Poly Network urged cryptocurrency exchanges to “blacklist tokens” coming from the addresses that were linked to the hackers. About $33 million of Tether that was part of the theft has been frozen, according to the stablecoin’s issuer.

Changpeng Zhao, CEO of major cryptocurrency exchange Binance, said he was aware of the attack. He said Binance is “coordinating with all our security partners to proactively help,” but that “there are no guarantees.”

However, the attacker stated their willingness to return the stolen funds on multiple occasions, which has led to suggestions that it may have been a white hat hack to teach Poly an expensive lesson about its security flaws.

The hacker has conducted an Ask Me Anything (AMA) using embedded messages in Ethereum transactions, and while they appear to be a non-native English speaker, what’s lost in translation is their grand plan.

When asked why they were hacking and why the Poly protocol, in particular, the hacker states “for fun” and because “cross-chain hacking is hot.”

Despite such answers, they then proceed to claim the hack was conducted for noble causes and that they have since been transferring tokens between addresses only to keep them safe:

“When spotting the bug, I had a mixed feeling. Ask yourself what to do had you facing so much fortune. Asking the project team politely so that they can fix it? Anyone could be the traitor given one billion. I can trust nobody! The only solution I can come up with is saving it in a trusted account.”

“Now everyone smells a sense of conspiracy. Insider? Not me, but who knows? I take the responsibility to expose the vulnerability before any insiders hiding and exploiting it!” they added.

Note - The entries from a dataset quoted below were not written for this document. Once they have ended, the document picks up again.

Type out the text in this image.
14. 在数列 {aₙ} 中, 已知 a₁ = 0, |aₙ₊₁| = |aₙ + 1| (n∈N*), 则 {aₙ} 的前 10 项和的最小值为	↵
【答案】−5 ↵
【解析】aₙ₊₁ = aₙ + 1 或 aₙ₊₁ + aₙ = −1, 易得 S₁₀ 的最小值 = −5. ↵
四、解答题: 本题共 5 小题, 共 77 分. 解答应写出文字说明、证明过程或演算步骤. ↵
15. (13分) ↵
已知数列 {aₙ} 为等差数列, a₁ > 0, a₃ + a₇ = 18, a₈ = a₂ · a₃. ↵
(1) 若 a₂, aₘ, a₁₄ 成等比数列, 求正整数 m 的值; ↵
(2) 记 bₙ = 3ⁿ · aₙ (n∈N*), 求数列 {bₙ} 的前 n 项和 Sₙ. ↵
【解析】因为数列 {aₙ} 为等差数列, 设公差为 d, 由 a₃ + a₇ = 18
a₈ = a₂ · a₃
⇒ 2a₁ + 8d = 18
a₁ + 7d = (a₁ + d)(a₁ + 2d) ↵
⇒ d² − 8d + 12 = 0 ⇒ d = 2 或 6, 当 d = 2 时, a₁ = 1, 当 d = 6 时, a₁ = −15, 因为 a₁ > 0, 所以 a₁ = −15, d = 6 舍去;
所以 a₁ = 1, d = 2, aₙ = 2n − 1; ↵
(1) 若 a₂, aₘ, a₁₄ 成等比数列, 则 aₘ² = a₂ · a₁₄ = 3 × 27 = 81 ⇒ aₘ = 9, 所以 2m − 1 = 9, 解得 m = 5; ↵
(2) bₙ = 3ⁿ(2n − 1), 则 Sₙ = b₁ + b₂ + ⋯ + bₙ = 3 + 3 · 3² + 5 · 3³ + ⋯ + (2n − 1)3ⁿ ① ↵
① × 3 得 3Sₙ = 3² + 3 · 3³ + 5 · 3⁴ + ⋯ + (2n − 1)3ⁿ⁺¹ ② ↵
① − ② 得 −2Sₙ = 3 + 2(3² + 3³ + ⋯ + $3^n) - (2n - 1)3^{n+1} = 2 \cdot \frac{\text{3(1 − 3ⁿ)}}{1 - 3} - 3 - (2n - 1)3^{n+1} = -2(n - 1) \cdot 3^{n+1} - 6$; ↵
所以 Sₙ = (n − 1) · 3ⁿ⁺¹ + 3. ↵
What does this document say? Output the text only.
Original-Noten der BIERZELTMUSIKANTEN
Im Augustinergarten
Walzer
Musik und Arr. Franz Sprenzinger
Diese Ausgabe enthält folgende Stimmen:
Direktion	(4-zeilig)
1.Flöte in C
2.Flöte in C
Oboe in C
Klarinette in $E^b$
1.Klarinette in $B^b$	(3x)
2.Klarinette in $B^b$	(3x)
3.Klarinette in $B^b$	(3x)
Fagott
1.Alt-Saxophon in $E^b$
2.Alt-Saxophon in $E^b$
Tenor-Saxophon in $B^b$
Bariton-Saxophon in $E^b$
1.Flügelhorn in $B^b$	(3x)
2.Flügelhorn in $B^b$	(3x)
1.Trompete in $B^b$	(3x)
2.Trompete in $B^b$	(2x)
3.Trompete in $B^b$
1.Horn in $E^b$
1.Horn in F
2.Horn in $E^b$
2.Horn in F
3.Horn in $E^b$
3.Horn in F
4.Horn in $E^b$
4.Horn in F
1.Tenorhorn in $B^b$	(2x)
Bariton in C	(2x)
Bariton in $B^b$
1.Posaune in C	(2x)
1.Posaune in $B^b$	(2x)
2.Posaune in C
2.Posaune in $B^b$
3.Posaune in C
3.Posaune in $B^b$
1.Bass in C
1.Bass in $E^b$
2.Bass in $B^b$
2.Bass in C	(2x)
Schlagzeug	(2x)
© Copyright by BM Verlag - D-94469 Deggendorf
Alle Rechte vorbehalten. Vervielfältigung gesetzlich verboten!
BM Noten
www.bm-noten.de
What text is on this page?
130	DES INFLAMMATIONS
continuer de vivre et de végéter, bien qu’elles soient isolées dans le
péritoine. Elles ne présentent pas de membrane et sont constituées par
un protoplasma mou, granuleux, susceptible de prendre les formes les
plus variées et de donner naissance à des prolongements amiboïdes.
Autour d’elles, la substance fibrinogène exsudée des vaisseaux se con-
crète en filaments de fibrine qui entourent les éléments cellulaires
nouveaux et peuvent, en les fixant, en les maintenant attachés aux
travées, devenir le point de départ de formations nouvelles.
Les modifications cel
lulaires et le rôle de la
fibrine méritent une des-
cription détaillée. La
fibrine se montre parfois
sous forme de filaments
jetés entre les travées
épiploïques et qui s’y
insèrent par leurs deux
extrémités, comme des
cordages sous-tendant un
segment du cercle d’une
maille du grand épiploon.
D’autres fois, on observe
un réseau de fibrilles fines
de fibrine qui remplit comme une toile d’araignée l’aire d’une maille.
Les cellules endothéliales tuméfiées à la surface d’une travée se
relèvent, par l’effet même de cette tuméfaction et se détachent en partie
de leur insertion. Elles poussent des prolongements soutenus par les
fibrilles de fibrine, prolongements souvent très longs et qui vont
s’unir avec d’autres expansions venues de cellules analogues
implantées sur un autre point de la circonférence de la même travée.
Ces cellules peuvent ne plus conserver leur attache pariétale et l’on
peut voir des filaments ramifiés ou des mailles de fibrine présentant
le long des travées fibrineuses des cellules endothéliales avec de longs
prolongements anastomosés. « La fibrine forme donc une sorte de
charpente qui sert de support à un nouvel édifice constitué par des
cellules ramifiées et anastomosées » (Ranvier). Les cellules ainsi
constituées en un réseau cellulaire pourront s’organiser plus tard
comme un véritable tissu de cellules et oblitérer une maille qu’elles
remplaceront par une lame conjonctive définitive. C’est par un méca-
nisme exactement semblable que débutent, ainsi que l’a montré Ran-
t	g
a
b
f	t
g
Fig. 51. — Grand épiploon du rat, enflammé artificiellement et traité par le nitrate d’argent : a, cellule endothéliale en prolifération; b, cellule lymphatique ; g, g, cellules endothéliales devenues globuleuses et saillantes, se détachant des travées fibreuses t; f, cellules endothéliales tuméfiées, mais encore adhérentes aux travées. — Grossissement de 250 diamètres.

In recent times, DeFi has become a key target for attacks. From the start of the year until July, DeFi-related hacks totaled $361 million — an increase of nearly three times from all of 2020, according to cryptocurrency compliance company CipherTrace.

DeFi-related fraud is also on the rise. In the first seven months of the year, it accounted for 54% of all crypto fraud volume versus 3% for all of last year.